Károlyi married Countess Franciska "Fanni" Gobertina Erdödy de Monyorókerék et Monoszló (1842–1927), a daughter of Count Lajos Erdõdy de Monyorókerék et Monoszló and Johanna Raymann. Together, they had four children, including:

- Countess Ferdinandine "Nandine" Johanna Nepomucena Károlyi de Nagykároly (1868–1955), who married Count Leopold Berchtold von und zu Ungarschitz, a son of Count Sigismund Berchtold von und zu Ungarschitz, Frättling und Püllütz, in 1893.
- Count Lajos Lörinc Károlyi de Nagykároly (1872–1965), who married his cousin, Countess Hanna Széchényi von Sárvár-Felsövideki, a daughter of Count Béla Széchenyi von Sárvár-Felsövidék (a "personal friend" of King Edward VII) and Countess Johanna "Janka" Goberta Erdödy.
- Countess Zsófia "Sophie" Anna Károlyi de Nagykároly (1875–1972), who married Imre Gyorgy Károlyi de Nagykároly, a son of Count Tibor Johann Nepomucen Justin Károlyi de Nagykároly.

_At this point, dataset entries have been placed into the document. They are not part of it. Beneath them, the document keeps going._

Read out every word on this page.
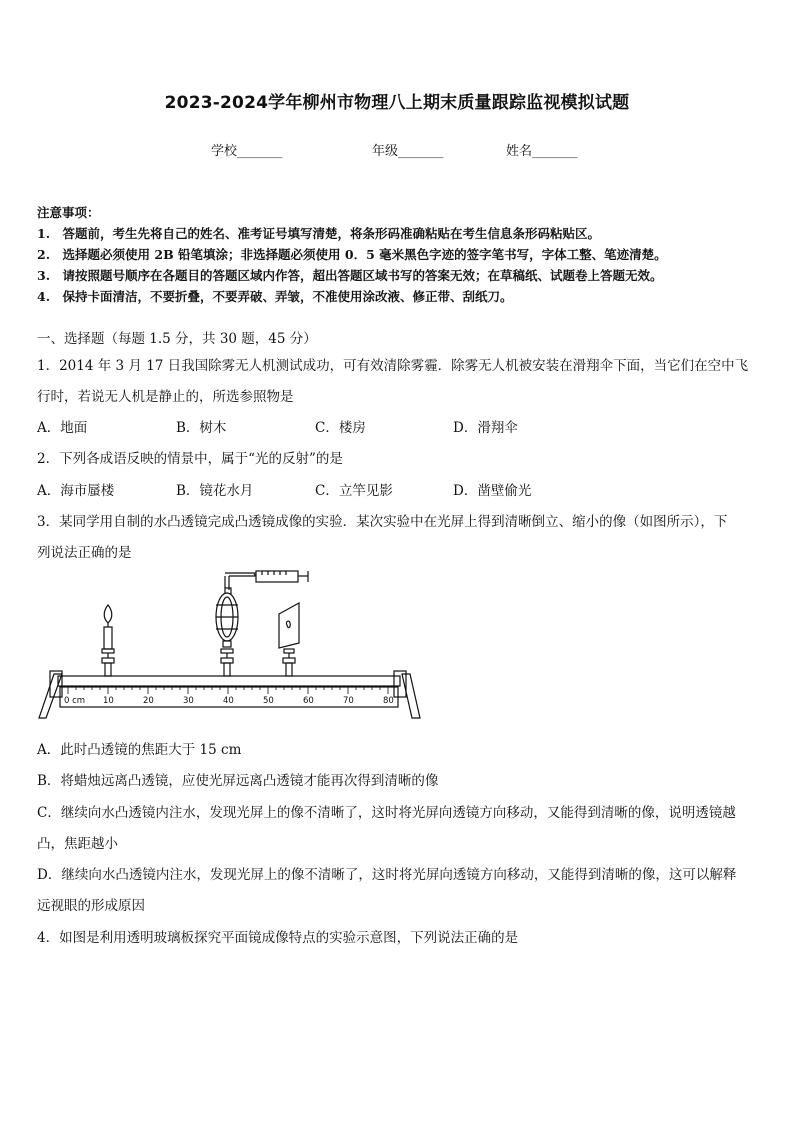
2023-2024学年柳州市物理八上期末质量跟踪监视模拟试题
学校_______	年级_______	姓名_______
注意事项：
1.　答题前，考生先将自己的姓名、准考证号填写清楚，将条形码准确粘贴在考生信息条形码粘贴区。
2.　选择题必须使用 2B 铅笔填涂；非选择题必须使用 0．5 毫米黑色字迹的签字笔书写，字体工整、笔迹清楚。
3.　请按照题号顺序在各题目的答题区域内作答，超出答题区域书写的答案无效；在草稿纸、试题卷上答题无效。
4.　保持卡面清洁，不要折叠，不要弄破、弄皱，不准使用涂改液、修正带、刮纸刀。
一、选择题（每题 1.5 分，共 30 题，45 分）
1．2014 年 3 月 17 日我国除雾无人机测试成功，可有效清除雾霾．除雾无人机被安装在滑翔伞下面，当它们在空中飞
行时，若说无人机是静止的，所选参照物是
A．地面	B．树木	C．楼房	D．滑翔伞
2．下列各成语反映的情景中，属于“光的反射”的是
A．海市蜃楼	B．镜花水月	C．立竿见影	D．凿壁偷光
3．某同学用自制的水凸透镜完成凸透镜成像的实验．某次实验中在光屏上得到清晰倒立、缩小的像（如图所示），下
列说法正确的是
0 cm 10	20	30	40	50	60	70	80
A．此时凸透镜的焦距大于 15 cm
B．将蜡烛远离凸透镜，应使光屏远离凸透镜才能再次得到清晰的像
C．继续向水凸透镜内注水，发现光屏上的像不清晰了，这时将光屏向透镜方向移动，又能得到清晰的像，说明透镜越
凸，焦距越小
D．继续向水凸透镜内注水，发现光屏上的像不清晰了，这时将光屏向透镜方向移动，又能得到清晰的像，这可以解释
远视眼的形成原因
4．如图是利用透明玻璃板探究平面镜成像特点的实验示意图，下列说法正确的是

He died on 2 December 1889 at Tótmegyer Castle, in what is today known as Palárikovo in Slovakia.

===Descendants===
Through his daughter Countess Nandine, he was a grandfather of Count Aloys "Louis" Berchtold von und zu Ungarschitz (1894–1977), and Count Sigismund "Sziga" Berchtold von und zu Ungarschitz (1900–1979), who married Eva Machan (former wife of Count Leopold zu Hardegg auf Glatz und im Machlande), Countess Etti von Wurmbrand-Stuppach (former wife of Clendenin J. Ryan, Count Paul Pálffy ab Erdöd, Count Tamás Esterházy, who after her divorce from Sigismund married William Deering Davis and then Árpád Plesch), and Emilia de Gosztonyi (former wife of Michael Bankier and Robin Alexander Lyle, who after her divorce from Sigismund married Prince Vsevolod Ivanovich of Russia).

Through his son Count Lajos, he was a grandfather of Count Sándor Béla Károlyi de Nagykároly (1904–1987), who married Baroness Martha Sennyey de Kis-Sennye, and Countess Alice Sarolta Károlyi de Nagykároly (1905–1981), who married Heinrich von Haugwitz.

Through his daughter Countess Sophie, he was a grandfather of Count Ferenc Gyula Károlyi de Nagykároly (1900–1973), Count Viktor Dénes Károlyi de Nagykároly (1902–1973) (who married Ilona Krisztina Széchenyi de Sárvár-Felsővidék), Count György Kálmán Károlyi de Nagykároly (1903–1969), Countess Maria Consuela Károlyi de Nagykároly (1905–1976) (who married Miklós Horthy Jr., son of the Regent of Hungary Miklós Horthy), and Count Gyula Lipót Károlyi de Nagykároly (1907–1942).